Hätte der Vater U die Anteile der G GmbH vor 1999 erworben, so hätte man zusätzlich prüfen können, welcher Teil der Wertsteigerungen steuerfrei ist. Wertsteigerungen, die bereits vor 1999 eingetreten waren, waren aufgrund der Änderung der steuerfreien Beteiligungsquoten von 25% auf zuletzt ˂1% (bis 2009) steuerfrei bis zur Änderung der Beteiligungsquoten in §§ 17 EStG, 6 AStG. Der Teil der Wertsteigerungen, der in dem Zeitraum nach 1998 entstanden ist, ist steuerpflichtig.4 Durch die Ausdehnung der Wegzugsbesteuerung auf ausländische Kapitalgesellschaften im Jahre 2006 könnte man zumindest die Frage stellen, ob es verfassungsgemäß ist, dass auch Wertsteigerungen bis 2006 in ausländischen Kapitalgesellschaftsanteilen der Wegzugsbesteuerung unterliegen.
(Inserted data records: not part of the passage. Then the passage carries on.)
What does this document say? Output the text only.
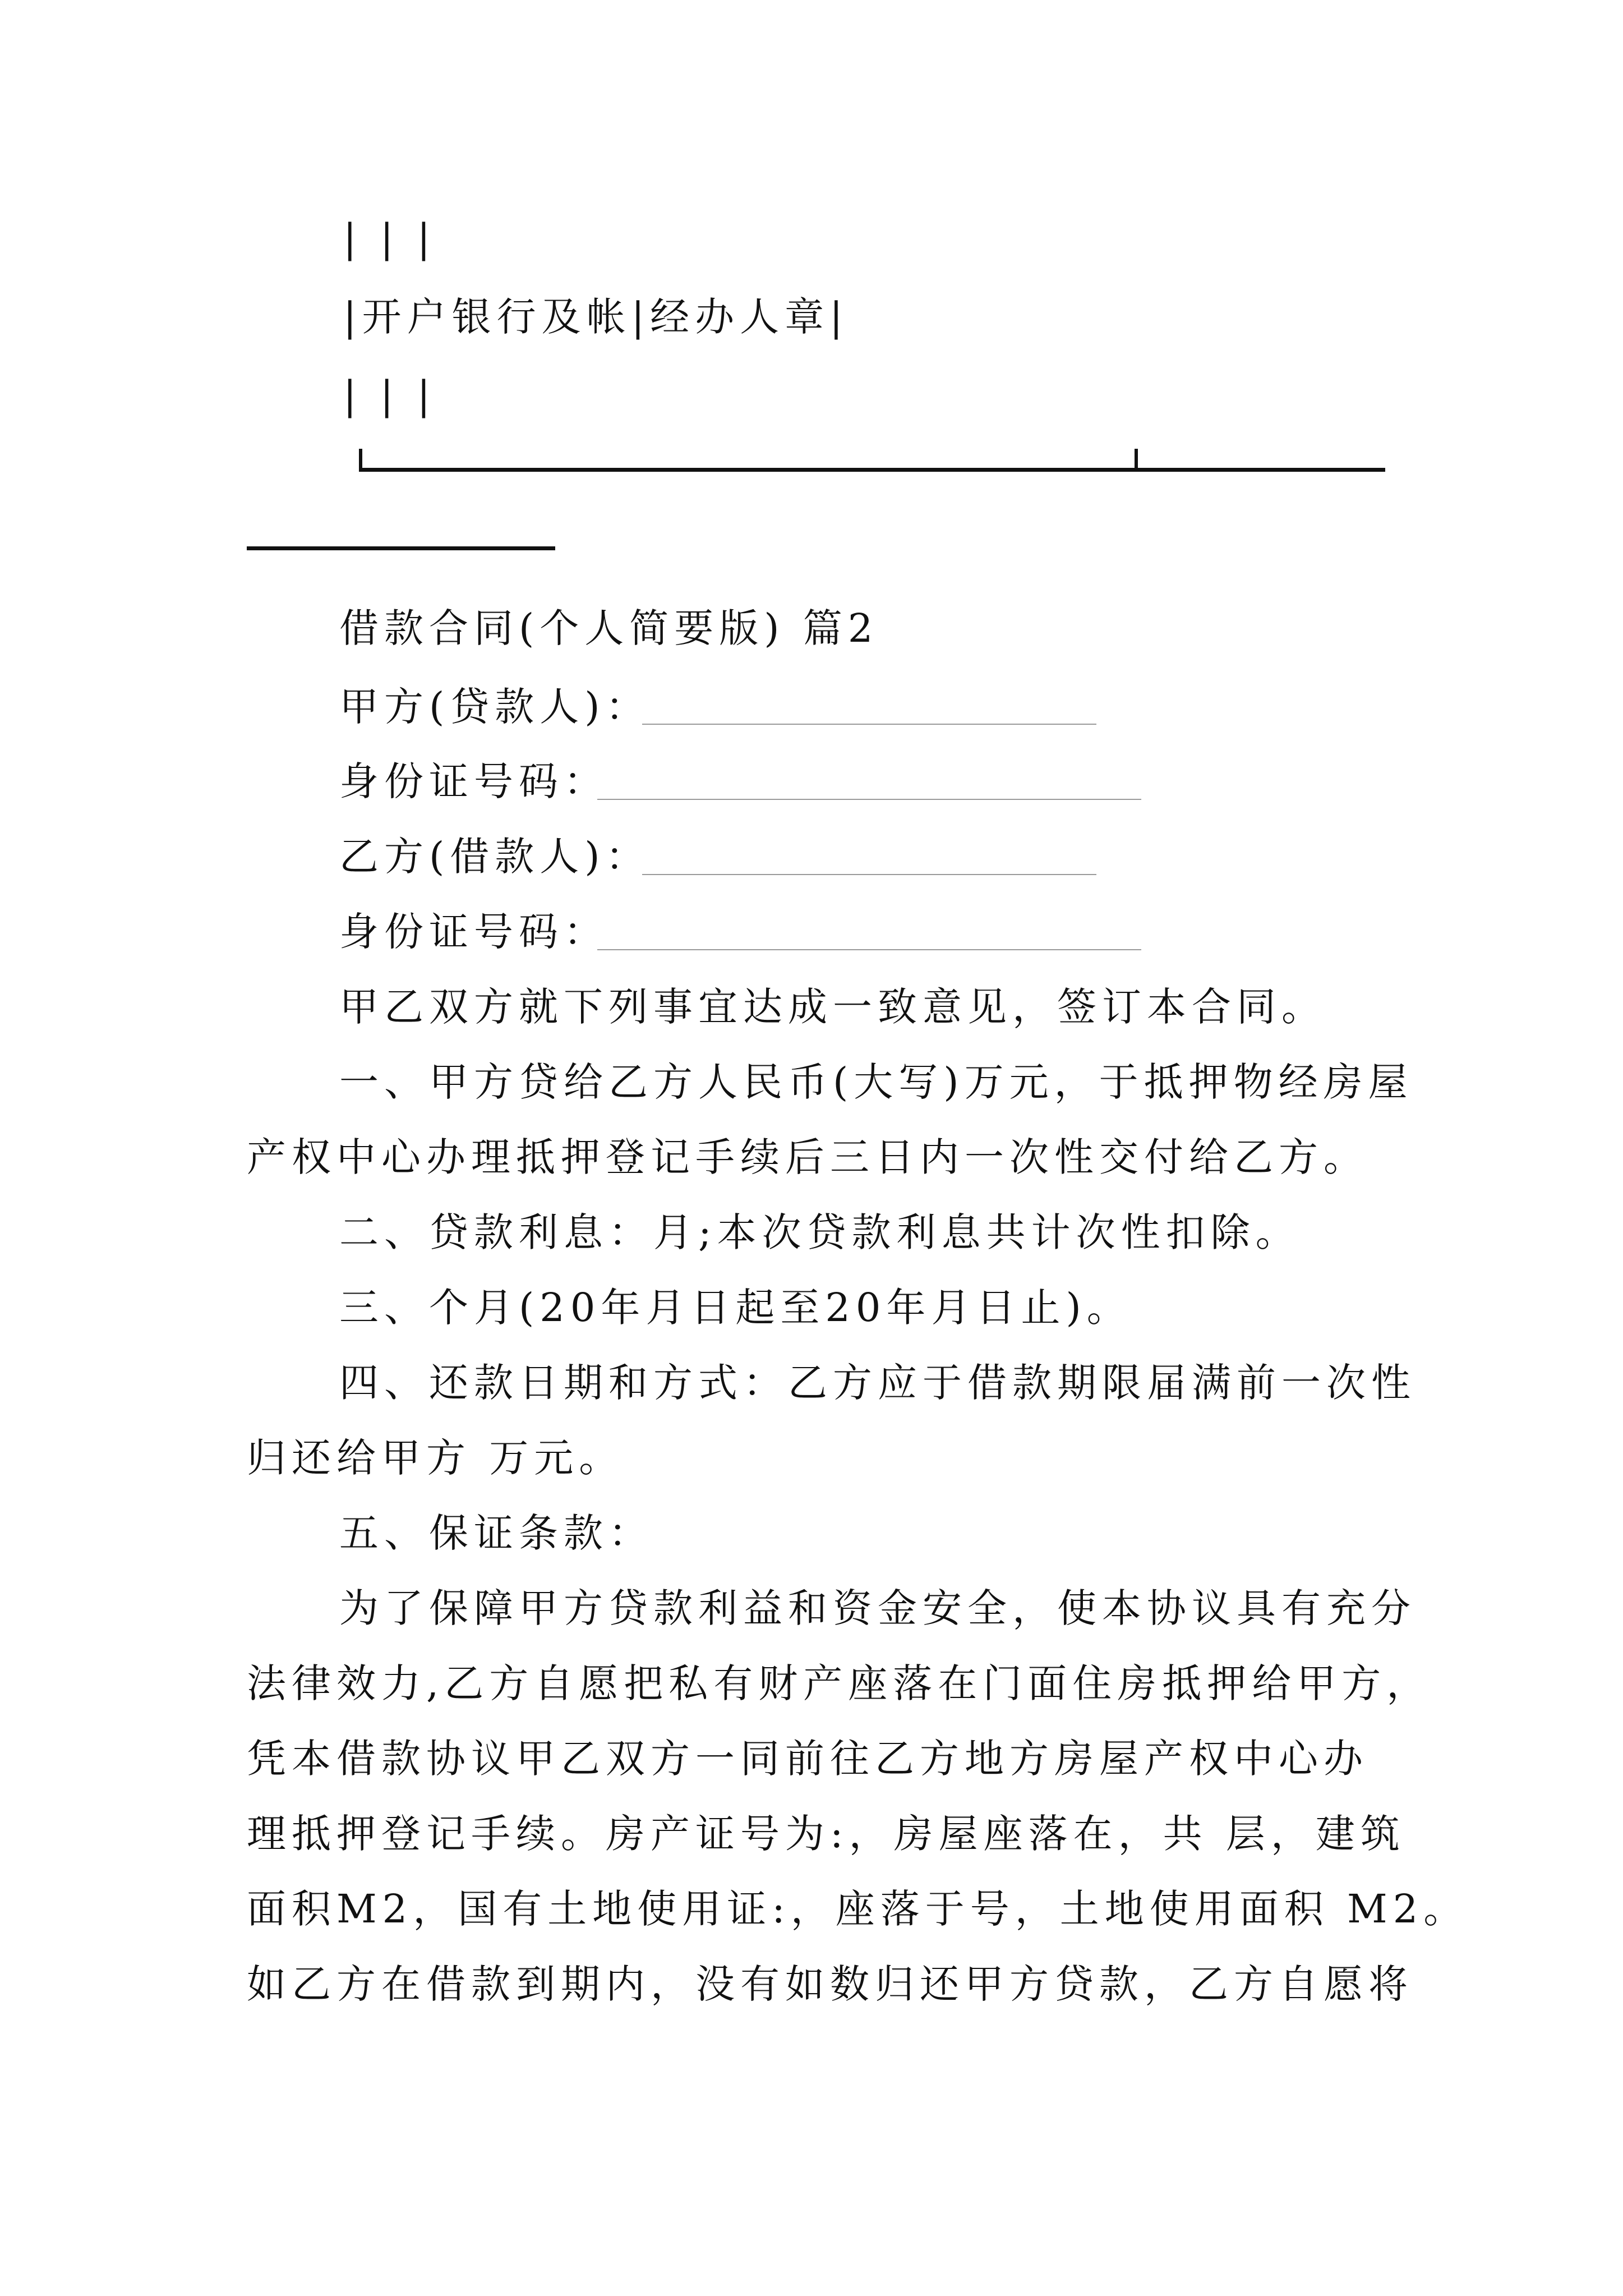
| | |
|开户银行及帐|经办人章|
| | |
借款合同(个人简要版) 篇2
甲方(贷款人)：
身份证号码：
乙方(借款人)：
身份证号码：
甲乙双方就下列事宜达成一致意见，签订本合同。
一、甲方贷给乙方人民币(大写)万元，于抵押物经房屋
产权中心办理抵押登记手续后三日内一次性交付给乙方。
二、贷款利息：月;本次贷款利息共计次性扣除。
三、个月(20年月日起至20年月日止)。
四、还款日期和方式：乙方应于借款期限届满前一次性
归还给甲方 万元。
五、保证条款：
为了保障甲方贷款利益和资金安全，使本协议具有充分
法律效力,乙方自愿把私有财产座落在门面住房抵押给甲方，
凭本借款协议甲乙双方一同前往乙方地方房屋产权中心办
理抵押登记手续。房产证号为:，房屋座落在，共 层，建筑
面积M2，国有土地使用证:，座落于号，土地使用面积 M2。
如乙方在借款到期内，没有如数归还甲方贷款，乙方自愿将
Ausnahmsweise wird auf Antrag, wenn eine glaubhafte Rückzugsabsicht nach Deutschland innerhalb von fünf Jahren (verlängerbar um noch einmal fünf Jahre) bei Wegzug besteht und dem Finanzamt unverzüglich angezeigt wird, auf eine Besteuerung zunächst verzichtet (§ 6 Abs. 3 AStG).5 Außerdem kann bei Wegzug innerhalb der EU bzw. des EWR eine Wertminderung, die bei Veräußerung der Anteile eintritt und im Zuzugsstaat nicht berücksichtigt wird und zugleich nicht auf eine ausschüttungsbedingte Wertminderung zurückzuführen ist, berücksichtigt werden (§ 6 Abs. 6 AStG). Die fällige Steuer kann auf Antrag gegen Sicherheitsleistung in fünf verzinslichen Raten getilgt werden, wenn die sofortige Erhebung eine erhebliche Härte darstellt (Härtefallregelung in § 6 Abs. 4 AStG), oder bei Antrag nach § 6 Abs. 3 AStG für fünf oder zehn Jahre gegen Sicherheitsleistung gestundet werden. Die Stundung ist zu widerrufen, wenn die Anteile veräußert werden oder die Gesellschaft liquidiert wird. Verfällt der Wert der Anteile nach dem Wegzug, ist das für die deutsche Besteuerung in ein Nicht-EU-/EWR-Land grundsätzlich unbeachtlich.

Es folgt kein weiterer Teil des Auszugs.